Jonathan Wheatley, patron de l'écurie Sauber, a détaillé le redressement de sa nouvelle équipe au cours de la saison 2025 de Formule 1.

Nico Hulkenberg, Sauber

Après la fin de sa saison 2024 catastrophique et sans aucun point de Sauber, Valtteri Bottas a baissé les bras concernant son passage chez l'équipe suisse : "Cela a été une erreur. Tout avait bien commencé la première année, mais ensuite ça a été la descente. Il y avait un plan clair avec des objectifs pour les trois ans, et aussi la façon d'y parvenir. Mais ces plans et ces objectifs sont partis à la poubelle quand Frédéric Vasseur [directeur de l'équipe de 2017 à 2022, ndlr] est parti."

Vasseur a quitté l'équipe fin 2022 pour rejoindre Ferrari, remplacé par Andrea Seidl en provenance de McLaren. Après une solide saison 2022, l'écurie alors baptisée Alfa Romeo, a commencé à décliner dès 2023. Mais le véritable naufrage est survenu en 2024, lorsque Sauber a bouclé sa saison avec seulement quatre points au compteur.

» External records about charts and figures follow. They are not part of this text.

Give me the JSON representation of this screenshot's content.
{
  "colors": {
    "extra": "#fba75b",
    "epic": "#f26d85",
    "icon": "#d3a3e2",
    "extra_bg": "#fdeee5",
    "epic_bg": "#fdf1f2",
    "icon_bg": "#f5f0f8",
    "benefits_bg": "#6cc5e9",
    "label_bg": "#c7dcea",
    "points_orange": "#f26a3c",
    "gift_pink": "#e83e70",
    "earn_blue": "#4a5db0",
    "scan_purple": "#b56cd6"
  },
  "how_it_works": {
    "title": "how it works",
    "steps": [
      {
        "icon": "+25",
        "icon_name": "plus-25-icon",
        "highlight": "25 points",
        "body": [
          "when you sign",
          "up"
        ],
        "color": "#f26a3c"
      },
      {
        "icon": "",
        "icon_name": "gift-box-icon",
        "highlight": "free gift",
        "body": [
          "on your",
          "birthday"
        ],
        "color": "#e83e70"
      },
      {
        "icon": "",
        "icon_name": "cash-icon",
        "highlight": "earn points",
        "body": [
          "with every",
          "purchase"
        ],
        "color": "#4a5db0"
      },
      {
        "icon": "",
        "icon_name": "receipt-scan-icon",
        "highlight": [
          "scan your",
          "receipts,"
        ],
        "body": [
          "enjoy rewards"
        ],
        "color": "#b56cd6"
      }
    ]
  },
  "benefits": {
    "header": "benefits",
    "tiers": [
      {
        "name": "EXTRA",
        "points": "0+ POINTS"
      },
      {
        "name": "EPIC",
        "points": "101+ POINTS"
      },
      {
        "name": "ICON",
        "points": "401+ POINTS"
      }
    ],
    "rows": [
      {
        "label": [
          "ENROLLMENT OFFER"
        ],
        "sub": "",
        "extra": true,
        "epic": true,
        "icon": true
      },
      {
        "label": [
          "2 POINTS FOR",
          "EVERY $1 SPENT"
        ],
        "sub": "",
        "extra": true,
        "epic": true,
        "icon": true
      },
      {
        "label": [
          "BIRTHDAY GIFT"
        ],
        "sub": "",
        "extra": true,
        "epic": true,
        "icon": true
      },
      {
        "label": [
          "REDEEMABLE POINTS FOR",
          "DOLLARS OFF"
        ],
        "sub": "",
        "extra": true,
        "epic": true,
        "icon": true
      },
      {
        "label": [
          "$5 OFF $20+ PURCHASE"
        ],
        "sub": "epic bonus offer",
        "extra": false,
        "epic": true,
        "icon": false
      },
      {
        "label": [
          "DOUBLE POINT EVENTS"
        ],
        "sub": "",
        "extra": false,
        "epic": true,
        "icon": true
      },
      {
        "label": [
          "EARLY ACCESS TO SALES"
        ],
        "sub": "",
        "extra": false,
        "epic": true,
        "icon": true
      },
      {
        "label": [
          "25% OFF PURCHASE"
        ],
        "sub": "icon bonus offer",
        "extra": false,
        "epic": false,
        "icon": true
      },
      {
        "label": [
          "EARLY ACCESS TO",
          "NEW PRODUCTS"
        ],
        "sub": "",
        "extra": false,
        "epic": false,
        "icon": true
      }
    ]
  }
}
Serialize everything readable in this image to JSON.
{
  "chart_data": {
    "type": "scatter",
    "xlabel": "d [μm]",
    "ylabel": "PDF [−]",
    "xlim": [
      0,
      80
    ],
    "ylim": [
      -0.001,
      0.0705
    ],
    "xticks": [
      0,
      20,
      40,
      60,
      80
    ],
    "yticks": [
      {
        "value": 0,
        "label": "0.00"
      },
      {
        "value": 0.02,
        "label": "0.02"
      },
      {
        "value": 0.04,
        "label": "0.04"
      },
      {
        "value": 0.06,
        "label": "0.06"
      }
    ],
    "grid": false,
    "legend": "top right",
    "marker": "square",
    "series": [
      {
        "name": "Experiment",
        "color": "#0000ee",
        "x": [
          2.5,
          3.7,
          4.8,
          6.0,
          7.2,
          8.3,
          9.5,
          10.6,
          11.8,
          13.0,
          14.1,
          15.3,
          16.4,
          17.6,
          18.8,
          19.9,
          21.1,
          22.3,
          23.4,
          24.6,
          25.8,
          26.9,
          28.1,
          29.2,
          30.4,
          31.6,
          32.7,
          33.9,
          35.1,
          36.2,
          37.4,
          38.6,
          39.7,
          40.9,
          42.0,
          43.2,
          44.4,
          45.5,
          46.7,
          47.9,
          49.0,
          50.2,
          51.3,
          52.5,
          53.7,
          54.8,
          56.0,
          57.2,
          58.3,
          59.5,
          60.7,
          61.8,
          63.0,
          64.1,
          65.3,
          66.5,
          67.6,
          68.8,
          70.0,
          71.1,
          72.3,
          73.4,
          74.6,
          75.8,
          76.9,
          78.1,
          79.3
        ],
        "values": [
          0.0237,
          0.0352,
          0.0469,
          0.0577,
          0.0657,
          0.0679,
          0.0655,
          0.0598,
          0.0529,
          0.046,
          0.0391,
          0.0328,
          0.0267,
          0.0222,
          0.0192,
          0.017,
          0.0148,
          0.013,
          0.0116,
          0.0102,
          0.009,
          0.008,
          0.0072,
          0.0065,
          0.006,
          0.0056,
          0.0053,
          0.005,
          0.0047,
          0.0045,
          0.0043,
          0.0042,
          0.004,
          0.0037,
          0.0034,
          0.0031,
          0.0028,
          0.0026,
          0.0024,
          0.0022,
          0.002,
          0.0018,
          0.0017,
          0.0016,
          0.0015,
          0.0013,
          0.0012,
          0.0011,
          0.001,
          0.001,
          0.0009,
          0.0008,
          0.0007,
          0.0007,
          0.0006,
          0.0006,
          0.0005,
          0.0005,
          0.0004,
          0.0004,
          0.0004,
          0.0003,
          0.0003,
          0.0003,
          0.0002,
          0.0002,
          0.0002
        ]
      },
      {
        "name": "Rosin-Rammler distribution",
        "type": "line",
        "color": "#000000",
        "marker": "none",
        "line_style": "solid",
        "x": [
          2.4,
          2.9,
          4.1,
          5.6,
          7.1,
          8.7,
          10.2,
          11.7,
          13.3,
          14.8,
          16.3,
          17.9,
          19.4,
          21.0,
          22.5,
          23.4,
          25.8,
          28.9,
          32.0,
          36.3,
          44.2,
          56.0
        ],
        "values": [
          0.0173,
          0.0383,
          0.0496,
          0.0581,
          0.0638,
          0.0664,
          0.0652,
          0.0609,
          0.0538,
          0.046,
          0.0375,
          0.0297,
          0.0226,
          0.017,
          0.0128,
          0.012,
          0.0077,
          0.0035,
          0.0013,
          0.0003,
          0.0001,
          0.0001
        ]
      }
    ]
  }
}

Seule une huitième place surprise de Zhou Guanyu au Grand Prix du Qatar a évité à Sauber l'humiliation de terminer sans le moindre top 10 en 24 courses. Des accusations ont visé l'ancienne direction de l'équipe, soupçonnée d'avoir sacrifié entièrement 2024 et 2025 pour préparer 2026 sous la bannière Audi, ce qui a plombé le moral des troupes.

On peut dire sans risque que, bien que le travail se poursuive à bon rythme pour transformer l'équipe en structure officielle Audi, sacrifier le court terme a été une erreur. Et même s'il serait exagéré de dire que Sauber était absolument nulle part en piste, le fait de ne pas faire partie de la bataille acharnée du milieu de grille a suffi : quelques dixièmes de seconde ont relégué l'équipe en fond de peloton, luttant pour sortir de Q1 au lieu de viser la Q3.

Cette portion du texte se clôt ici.